Despite the prolongation of coagulation tests, recent studies reported an increased frequency of thromboembolic events in patients with cirrhosis. The aim of this study was to evaluate the haemostatic balance in cirrhotic patients through assessing the variation of pro- and anticoagulant factors and evaluating the in-vitro thrombin generation in patients with cirrhosis and in healthy patients. Fifty-one cirrhotic patients with or without thromboembolic events and 50 controls matched by age and sex were enrolled. Procoagulant (factors VII, II, V, VIII, and XII) and inhibitor (protein C, protein S and antithrombin) factor activities were determined. Thrombin generation was measured as endogenous thrombin potential (ETP).
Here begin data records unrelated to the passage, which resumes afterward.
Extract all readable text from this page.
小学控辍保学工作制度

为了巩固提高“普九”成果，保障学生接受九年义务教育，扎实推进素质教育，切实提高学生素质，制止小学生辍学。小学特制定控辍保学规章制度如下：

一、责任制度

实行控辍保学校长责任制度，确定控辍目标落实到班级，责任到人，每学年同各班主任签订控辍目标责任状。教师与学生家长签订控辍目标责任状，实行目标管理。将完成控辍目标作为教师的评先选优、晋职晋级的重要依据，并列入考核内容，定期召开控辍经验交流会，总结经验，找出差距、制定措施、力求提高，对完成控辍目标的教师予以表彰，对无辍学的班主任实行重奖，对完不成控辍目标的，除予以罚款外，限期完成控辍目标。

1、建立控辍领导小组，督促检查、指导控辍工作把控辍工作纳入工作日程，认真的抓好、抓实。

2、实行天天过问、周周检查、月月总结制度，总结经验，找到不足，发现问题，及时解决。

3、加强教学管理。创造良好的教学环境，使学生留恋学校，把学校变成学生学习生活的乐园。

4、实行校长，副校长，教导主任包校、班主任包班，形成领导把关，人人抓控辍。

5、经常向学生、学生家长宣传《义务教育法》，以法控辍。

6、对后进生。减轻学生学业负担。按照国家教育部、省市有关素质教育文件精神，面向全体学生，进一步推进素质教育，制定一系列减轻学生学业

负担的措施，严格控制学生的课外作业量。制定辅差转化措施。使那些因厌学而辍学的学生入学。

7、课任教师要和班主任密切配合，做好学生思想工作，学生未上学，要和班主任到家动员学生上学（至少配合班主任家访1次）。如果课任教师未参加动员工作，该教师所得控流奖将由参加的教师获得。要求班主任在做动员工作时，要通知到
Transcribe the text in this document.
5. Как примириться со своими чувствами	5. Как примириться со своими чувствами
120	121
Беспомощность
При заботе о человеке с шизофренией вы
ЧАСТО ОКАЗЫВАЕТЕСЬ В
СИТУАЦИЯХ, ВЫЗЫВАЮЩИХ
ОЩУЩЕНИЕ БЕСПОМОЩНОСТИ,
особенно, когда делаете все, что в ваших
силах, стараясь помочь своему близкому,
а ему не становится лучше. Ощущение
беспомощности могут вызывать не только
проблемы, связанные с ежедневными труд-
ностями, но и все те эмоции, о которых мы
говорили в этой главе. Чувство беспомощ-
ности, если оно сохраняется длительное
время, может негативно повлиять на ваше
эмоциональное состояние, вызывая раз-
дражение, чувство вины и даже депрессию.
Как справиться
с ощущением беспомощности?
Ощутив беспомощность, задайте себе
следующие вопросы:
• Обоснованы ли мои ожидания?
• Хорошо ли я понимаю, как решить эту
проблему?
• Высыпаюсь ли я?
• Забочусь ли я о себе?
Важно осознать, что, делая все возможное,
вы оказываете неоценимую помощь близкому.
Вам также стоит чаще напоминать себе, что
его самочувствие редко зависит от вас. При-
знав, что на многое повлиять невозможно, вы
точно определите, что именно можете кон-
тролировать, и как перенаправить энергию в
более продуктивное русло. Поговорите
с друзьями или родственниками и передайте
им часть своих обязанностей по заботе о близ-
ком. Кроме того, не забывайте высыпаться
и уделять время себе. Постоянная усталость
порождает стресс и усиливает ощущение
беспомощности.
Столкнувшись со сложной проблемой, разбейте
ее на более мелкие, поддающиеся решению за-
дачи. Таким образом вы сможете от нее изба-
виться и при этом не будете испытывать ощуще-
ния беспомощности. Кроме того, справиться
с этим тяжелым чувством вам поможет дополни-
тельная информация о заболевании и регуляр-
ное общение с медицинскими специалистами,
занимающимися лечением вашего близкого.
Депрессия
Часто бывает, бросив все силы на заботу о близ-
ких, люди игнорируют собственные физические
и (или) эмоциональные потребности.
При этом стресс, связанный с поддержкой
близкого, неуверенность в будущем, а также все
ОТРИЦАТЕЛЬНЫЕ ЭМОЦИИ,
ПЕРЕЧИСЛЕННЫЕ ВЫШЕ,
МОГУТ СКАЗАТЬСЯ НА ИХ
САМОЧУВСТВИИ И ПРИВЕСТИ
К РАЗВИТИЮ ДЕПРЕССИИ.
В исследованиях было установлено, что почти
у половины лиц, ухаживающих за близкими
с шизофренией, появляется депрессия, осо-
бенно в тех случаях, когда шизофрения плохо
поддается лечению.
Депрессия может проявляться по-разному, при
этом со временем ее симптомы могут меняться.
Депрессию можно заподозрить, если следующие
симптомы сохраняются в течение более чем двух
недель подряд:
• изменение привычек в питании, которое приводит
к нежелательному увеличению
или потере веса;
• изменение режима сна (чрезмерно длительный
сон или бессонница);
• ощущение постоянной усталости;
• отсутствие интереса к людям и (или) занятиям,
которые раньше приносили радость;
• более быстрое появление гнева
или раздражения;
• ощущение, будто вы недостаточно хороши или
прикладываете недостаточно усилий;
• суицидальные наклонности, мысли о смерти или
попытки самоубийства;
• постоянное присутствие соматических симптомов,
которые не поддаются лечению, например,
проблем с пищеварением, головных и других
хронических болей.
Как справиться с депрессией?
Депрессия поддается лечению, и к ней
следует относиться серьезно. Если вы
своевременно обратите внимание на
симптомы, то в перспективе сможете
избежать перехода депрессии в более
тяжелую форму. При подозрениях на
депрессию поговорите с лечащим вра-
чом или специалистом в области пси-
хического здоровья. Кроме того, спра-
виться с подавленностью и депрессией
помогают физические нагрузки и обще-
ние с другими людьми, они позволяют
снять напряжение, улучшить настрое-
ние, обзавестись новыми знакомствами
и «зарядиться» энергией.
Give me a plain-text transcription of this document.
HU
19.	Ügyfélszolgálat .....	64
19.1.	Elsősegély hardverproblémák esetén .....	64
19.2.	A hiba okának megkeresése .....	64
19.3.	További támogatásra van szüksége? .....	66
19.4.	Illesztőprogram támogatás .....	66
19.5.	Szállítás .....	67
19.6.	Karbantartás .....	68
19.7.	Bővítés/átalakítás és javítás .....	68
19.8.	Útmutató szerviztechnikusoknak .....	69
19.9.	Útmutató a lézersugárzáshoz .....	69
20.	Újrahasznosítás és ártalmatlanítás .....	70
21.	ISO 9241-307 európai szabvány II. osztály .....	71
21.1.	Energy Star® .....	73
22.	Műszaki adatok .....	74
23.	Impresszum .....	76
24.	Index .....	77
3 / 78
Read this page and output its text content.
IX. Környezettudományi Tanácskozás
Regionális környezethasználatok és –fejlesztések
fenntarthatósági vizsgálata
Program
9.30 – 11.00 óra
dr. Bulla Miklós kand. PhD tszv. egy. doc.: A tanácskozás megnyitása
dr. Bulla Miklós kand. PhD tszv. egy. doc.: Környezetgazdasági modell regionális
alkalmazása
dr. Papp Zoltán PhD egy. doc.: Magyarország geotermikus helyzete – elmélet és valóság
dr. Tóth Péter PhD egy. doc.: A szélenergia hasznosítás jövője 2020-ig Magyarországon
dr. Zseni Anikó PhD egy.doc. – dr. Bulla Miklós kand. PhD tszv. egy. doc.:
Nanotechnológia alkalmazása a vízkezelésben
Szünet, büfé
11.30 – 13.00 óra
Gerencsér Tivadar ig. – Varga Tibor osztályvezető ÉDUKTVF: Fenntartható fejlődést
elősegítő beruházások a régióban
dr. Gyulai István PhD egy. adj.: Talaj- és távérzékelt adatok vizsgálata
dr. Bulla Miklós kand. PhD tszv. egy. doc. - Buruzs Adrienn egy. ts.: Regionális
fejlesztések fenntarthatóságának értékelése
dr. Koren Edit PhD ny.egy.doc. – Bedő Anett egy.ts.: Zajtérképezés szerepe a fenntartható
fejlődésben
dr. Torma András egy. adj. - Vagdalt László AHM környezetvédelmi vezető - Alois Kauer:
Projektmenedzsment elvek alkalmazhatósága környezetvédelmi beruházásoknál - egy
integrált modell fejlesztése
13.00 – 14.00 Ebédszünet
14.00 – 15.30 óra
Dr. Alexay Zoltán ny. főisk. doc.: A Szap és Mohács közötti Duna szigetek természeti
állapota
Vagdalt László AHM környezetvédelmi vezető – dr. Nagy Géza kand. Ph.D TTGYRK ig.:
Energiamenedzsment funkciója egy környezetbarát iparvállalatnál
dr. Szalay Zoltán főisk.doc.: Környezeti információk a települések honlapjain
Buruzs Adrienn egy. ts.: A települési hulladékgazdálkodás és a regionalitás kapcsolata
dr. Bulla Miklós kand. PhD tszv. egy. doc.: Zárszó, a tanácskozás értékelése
Haemostatic balance was assessed by means of both procoagulant to inhibitor coagulation factor ratios and ETP with to without protein C activation ratios. There were 24 males and 27 females. The mean age was 57.8 years [16-91 years]. Pro and anticoagulant factors were significantly lower in patients than in controls (P < 0.001) except for factor VIII and protein S. In fact factor VIII level was significantly higher in patients than in controls and protein S levels were not significantly different between patients and controls. Almost all the pro to anticoagulant factor ratios were higher in cirrhotics than in controls, especially the factor VIII to protein C ratios which increased significantly from Child Pugh A to C (P < 0.001), the ratio of ETP with to without protein C activator was higher in patients than in controls, but did not reach a significant level (0.8 vs. 0.52) There was no statistically significant difference between Child classes. When comparing patients with history of thrombosis (n = 7) to those matched by age and sex and without history of thrombosis (n = 14), the ratios were not statistically different between the two groups. Haemostatic changes in cirrhosis tend to rebalance the haemostatic system. This state often results in a hypercoagulable state attested by increased pro- to anticoagulant factor ratios and a normal thrombin generation.